Law minister defends clipping of NAB’s wings

Published May 28, 2022
This photo shows Federal Law Minister Azam Nazir Tarar (C), Senator Kamran Murtaza of the JUI-F  (L) and Faisal Karim Kundi of the PPP (R) at a press conference in Islamabad on Friday. — PID website
This photo shows Federal Law Minister Azam Nazir Tarar (C), Senator Kamran Murtaza of the JUI-F (L) and Faisal Karim Kundi of the PPP (R) at a press conference in Islamabad on Friday. — PID website

ISLAMABAD: The coalition government defended on Friday the amendments to accountability laws, scrapping of electronic voting and explained the logic behind clipping the National Accountability Bureau’s powers of arrest.

During a joint press conference, Federal Law Minister Azam Nazir Tarar, Senator Kamran Murtaza of the JUI-F and Faisal Karim Kundi of Pakistan Peoples Party (PPP) highlighted the salient features of amendments made to the National Accountability Ordinance (NAO), the law which governed NAB, and the technical hitches involved in conducting voting for the next general election through electronic voting machines (EVMs).

Mr Tarar said the Election Commi­ssion of Pakistan (ECP), and not the government, conducted elections and it is up to the ECP to decide in which constituencies it would use EVMs.

He said, however, the ECP had already told the Supreme Court that if elections were held within eight months, it wouldn’t be able to use EVMs because time was needed to train the staff in operating them.

“We have not rejected the use of EVMs in elections; rather we have left the matter for the ECP to decide,” Mr Tarar added.

Speaking about accountability laws, the minister said “historically speaking, most amendments to NAB laws were made for political reasons”.

He recalled that the apex court had in September 2019 put a question mark over NAB laws and observed that the bureau was used for political engineering.

Since no offence was bailable under the existing law, the amendments had empowered courts to grant bail, the law minister said.

The amendments have defined the grounds for arresting a person, whereas under the present law it was the NAB chairman’s discretion to issue arrest warrants. “The power has not been exercised judiciously.”

He said the 90-day rem­and had been reduced to 14 days and the deadline for concluding a trial had been extended to one year from 30 days.
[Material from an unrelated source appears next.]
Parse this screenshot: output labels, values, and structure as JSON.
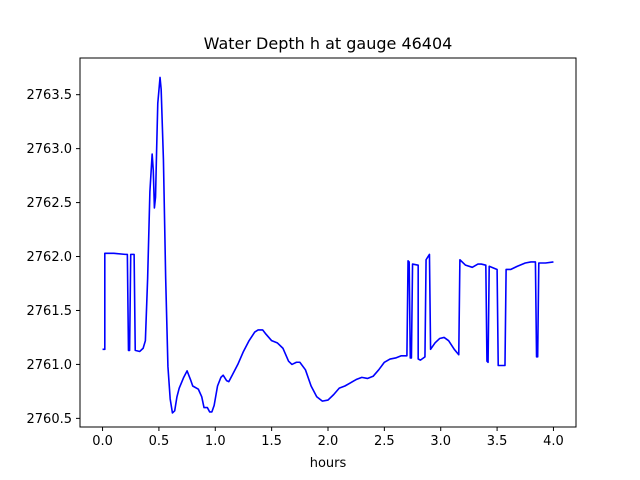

Senator Kamran Murtaza of the Jamiat Ulema-i-Islam-Fazl said even though his party was in favour of winding up the National Accountability Bureau, it gave its assent to the amendments since the new law would clip NAB’s powers to a great extent.

Law Minister Tarar tried to dispel apprehensions that the government was going to deprive the overseas Pakistanis of the right to vote.

Faisal Karim Kundi of PPP said overseas Pakistanis were a precious asset and “we cannot deprive them of their right to vote”.

The recent legislation is aimed at enabling the ECP to thrash out a strategy to ensure the right to vote for overseas Pakistanis in a transparent manner.

The Parliamentary Committee on Electoral Reforms, headed by Sen­ator Taj Haider, earlier had held 18 meetings and took the input of exp­erts including ECP representatives.

Among other organisations consulted by the committee were the Free and Fair Election Network, the Pakistan Institute of Legislative Development and Transparency and a Spanish firm appointed in line with the Supreme Court’s directives.

These bodies were unanimous in their view that it was not possible to use EVMs on “such a large scale”.